The team then used the tar to construct a test tool that a robot arm dragged with great precision across a test bed 170 times, yet it showed no signs of the adhesive bond weakening. In addition, they constructed a tool using the tar to attach a stone scraper to a wooden handle, which was then used to scrape the tough outer membrane from the thigh bone of a calf.

Because the stone method is so simple and could have been discovered by the Neanderthals so easily at any camp site, the study concluded that the presence of tar-glued tools is not an indicator of complex behavior or organization.

The study was published in Proceedings of the National Academy of Sciences (PNAS).

Source: New York University

8 comments
Bert Goz
Neanderthals didn't destroy the planet , or overpopulate it , but WE are the smart ones?!! Maybe they worked out a symbiotic life style, without greed......the single worst human affliction!
Lawrence Stoskopf
So this guy without a PhD is sitting there looking at a rock with some black, sticky stuff and thinks, "Hey, I could use this to make...." Wouldn't it have been fun to have given this Hacker a GameBoy and watched?
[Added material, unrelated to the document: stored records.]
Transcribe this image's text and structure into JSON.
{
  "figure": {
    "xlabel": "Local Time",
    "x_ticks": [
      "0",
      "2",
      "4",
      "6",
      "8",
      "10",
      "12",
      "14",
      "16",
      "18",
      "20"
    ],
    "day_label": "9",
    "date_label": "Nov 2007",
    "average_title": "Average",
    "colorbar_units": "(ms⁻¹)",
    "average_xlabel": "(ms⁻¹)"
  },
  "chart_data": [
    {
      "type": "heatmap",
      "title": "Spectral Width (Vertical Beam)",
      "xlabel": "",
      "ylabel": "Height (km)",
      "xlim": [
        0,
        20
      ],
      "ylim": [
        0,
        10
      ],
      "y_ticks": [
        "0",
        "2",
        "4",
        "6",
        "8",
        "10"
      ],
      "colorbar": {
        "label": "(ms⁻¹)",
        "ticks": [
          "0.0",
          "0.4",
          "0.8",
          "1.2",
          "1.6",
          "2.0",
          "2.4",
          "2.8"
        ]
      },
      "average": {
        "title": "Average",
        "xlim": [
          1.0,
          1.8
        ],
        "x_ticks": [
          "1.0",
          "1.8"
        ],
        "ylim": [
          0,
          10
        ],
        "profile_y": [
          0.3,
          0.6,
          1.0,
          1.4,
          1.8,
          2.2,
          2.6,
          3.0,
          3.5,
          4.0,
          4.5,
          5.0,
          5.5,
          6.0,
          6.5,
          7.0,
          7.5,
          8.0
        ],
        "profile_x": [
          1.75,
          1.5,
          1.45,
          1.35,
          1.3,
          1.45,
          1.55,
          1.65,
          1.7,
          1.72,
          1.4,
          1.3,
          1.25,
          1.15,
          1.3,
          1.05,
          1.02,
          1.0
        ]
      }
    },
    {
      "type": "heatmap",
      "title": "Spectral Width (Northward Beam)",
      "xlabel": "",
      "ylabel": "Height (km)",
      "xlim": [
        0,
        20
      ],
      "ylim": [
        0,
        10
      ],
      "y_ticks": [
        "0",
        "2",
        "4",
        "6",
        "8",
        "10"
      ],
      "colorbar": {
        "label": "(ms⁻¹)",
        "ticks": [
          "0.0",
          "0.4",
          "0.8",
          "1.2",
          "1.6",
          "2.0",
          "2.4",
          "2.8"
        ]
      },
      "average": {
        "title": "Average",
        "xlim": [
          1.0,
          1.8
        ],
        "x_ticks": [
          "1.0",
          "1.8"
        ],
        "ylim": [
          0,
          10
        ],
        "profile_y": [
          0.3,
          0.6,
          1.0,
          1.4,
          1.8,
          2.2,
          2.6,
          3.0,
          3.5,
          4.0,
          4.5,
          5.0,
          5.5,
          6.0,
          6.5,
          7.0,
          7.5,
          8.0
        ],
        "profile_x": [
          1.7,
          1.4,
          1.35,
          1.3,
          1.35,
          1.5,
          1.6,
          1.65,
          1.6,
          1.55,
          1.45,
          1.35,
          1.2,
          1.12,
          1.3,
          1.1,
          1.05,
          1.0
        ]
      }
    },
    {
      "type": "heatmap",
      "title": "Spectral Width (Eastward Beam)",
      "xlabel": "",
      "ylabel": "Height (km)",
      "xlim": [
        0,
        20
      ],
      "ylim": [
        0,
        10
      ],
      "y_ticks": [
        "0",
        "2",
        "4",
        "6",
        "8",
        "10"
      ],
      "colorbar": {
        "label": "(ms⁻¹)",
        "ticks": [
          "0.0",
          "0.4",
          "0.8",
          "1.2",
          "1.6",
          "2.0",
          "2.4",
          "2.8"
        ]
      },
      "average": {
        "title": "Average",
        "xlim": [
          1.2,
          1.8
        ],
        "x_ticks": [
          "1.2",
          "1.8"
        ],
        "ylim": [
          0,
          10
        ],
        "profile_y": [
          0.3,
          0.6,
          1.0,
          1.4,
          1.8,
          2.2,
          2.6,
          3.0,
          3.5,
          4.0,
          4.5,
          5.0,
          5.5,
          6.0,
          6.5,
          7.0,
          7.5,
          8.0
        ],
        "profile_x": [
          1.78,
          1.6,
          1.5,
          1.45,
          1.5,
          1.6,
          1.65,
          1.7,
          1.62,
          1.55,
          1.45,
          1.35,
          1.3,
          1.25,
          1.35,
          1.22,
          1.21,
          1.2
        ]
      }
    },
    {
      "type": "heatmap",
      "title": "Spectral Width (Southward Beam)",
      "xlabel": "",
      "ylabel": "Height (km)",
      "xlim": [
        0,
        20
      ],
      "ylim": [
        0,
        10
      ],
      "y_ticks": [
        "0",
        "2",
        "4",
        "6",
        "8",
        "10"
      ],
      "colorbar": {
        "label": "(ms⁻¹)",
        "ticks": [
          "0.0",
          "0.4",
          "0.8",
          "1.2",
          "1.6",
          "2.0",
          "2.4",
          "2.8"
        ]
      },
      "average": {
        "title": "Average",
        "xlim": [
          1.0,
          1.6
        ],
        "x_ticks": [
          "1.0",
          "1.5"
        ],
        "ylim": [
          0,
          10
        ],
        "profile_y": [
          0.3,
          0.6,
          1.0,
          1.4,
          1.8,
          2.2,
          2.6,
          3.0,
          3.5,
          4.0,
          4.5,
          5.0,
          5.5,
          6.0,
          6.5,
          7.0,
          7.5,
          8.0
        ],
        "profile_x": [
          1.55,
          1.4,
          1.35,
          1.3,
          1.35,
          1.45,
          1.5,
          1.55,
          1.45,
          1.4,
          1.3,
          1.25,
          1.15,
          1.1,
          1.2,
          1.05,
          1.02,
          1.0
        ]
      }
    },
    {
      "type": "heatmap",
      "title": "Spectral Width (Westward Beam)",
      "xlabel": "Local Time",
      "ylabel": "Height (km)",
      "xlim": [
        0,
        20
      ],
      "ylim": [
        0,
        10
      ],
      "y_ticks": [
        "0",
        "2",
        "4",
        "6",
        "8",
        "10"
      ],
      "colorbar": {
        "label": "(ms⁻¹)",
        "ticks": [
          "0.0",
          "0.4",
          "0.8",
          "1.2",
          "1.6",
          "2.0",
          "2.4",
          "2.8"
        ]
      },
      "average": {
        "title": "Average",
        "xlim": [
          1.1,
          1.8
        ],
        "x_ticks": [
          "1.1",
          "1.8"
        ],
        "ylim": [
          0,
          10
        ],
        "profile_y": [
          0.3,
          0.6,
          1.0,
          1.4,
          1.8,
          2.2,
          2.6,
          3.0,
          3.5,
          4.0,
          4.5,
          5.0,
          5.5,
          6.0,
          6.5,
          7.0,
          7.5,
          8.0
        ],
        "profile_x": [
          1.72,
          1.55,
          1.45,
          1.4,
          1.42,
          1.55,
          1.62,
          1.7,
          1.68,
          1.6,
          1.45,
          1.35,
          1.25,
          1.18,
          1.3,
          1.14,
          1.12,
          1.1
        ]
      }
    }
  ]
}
A pretty complex thought process from seeing this to making a working tool or so. Thanks for studying this.
Nobody
I am always intrigued by scientists who claim that our ancestors weren't all that smart. In a world before metals were discovered their building materials consisted of wood and stone. How many of these modern scientific geniuses could survive in that world? We still have no idea how Stonehenge, the pyramids, Chichen Itza or the intricately fitted walls in Peru were constructed. By then they may have had primitive copper tools but HOW did they do it? Even in Europe, the older the ruins, the larger the stones that were used to construct them. The more technology we have, the weaker we become and the fewer the number of people who understand it. We stand on the shoulders of giants and the cave men were those giants in more ways than we can imagine.
Douglas Bennett Rogers
This opens up a wide range of technology to look for.
Username
reversely, just because there's a simple way to make wood tar doesn't mean they weren't intelligent.
lisaloo
And with that, 70,000 Neanderthal spirits just experienced their first bummed high.
G.F. Brown
So, does this discovery that the present day scientists were wrong in their previous assessments of Neanderthal intelligence, prove that present day scientists are not as intelligent as they once considered themselves?
Tony Bertrand
Funny to read the conclusion by these scientists... Don't they know that this discovery is exactly the opposite of what they are claiming. Being able to do some, now, complex extraction in a very simple way is a proof of highly superior mind, watching nature and understanding the process the natural way. This discovery simply proves that Neanderthals were even smarter than these scientists thought. Period.